Man muss im Leben nichts anderes finden als sich selbst. Und selbst dies übernimmt das Leben noch in großen Teilen. Wenn wir vor einer Tür stehen, liegt es an uns selbst, diese zu durchgehen und einen neuen Raum zu erobern. Weil wir aber zu oft schon vor dem Eingang A nach dem Ausweg B fragen, verharren wir in Standpunkten. Wir beschäftigen uns lieber mit Nichtigkeiten und Belanglosigkeiten als unserer Zeit Gehalt zu verleihen. Ich nenne es Fast Food Leben: es nährt dich nicht, aber es stopft dich voll. Jeder von uns hat es selbst in der Hand, das Völlegefühl durch Erfüllung zu ersetzen. Indem wir zulassen, was das Leben für uns bereit hält. Denn:

Alles hat seinen Grund. Manchmal erschließt er sich nur nicht gleich.

8 Antworten auf “Ade, Fast Food Leben.”

  1. Vielen Dank für diese Zeilen liebe Sina! Ein schönes Wort zum Sonntag 😚
    Auf das Buch freue ich mich schon sehr (ist bereits vorbestellt)! Ich wünsche dir von Herzen viel Erfolg damit und alles Gute!
    Liebe Grüße aus den Bergen

  2. Sehr, sehr schöner Text! Danke dafür – und sorry, dass ich Sie vor einigen Wochen etwas voreilig in meinem Blog v.a. als „Macherin“ porträtiert habe!
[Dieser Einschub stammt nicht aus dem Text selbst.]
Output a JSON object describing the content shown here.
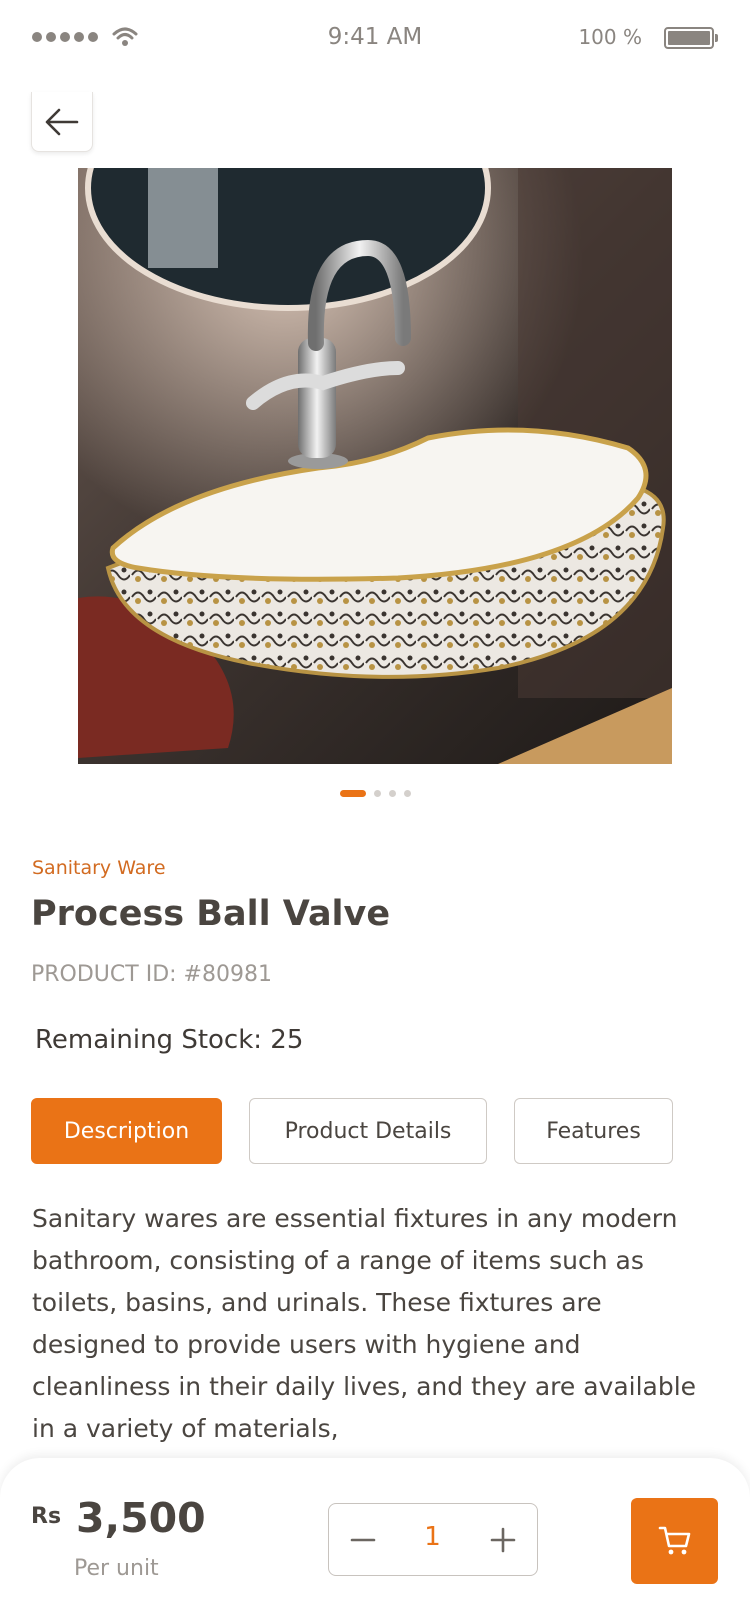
{
  "status_bar": {
    "time": "9:41 AM",
    "battery": "100 %",
    "icons": [
      "signal-dots-icon",
      "wifi-icon",
      "battery-icon"
    ]
  },
  "nav": {
    "back_icon": "arrow-left-icon"
  },
  "gallery": {
    "image": "sink-photo",
    "page_count": 4,
    "active_index": 0
  },
  "product": {
    "category": "Sanitary Ware",
    "name": "Process Ball Valve",
    "id": "PRODUCT ID: #80981",
    "stock": "Remaining Stock: 25"
  },
  "tabs": [
    {
      "label": "Description",
      "active": true
    },
    {
      "label": "Product Details",
      "active": false
    },
    {
      "label": "Features",
      "active": false
    }
  ],
  "description": "Sanitary wares are essential fixtures in any modern bathroom, consisting of a range of items such as toilets, basins, and urinals. These fixtures are designed to provide users with hygiene and cleanliness in their daily lives, and they are available in a variety of materials,",
  "footer": {
    "currency": "Rs",
    "price": "3,500",
    "per_unit": "Per unit",
    "quantity": "1",
    "cart_icon": "cart-icon"
  },
  "colors": {
    "accent": "#ea7316",
    "text": "#4a4540",
    "muted": "#9e9994"
  }
}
Aber so ist das wohl, wenn man als Mensch eine sehr ausdrucksstarke, tatkräftige Seite hat, da erschließen sich die zarteren Nuancen erst, wenn man sich als Betrachter/in nicht davon blenden lässt. Herzlichen Gruß, ich lese Ihre Blogbeiträge immer wieder gern!
    Sarah/„Sunnybee“

  3. Danke!
    Ich bin chronisch krank und ungewollt kinderlos – und der Satz „ Es hat alles einen Sinn – man sieht ihn nur nicht immer sofort.“ hat dafür gesorgt, dass ich nicht irgendwann den Mut verloren habe!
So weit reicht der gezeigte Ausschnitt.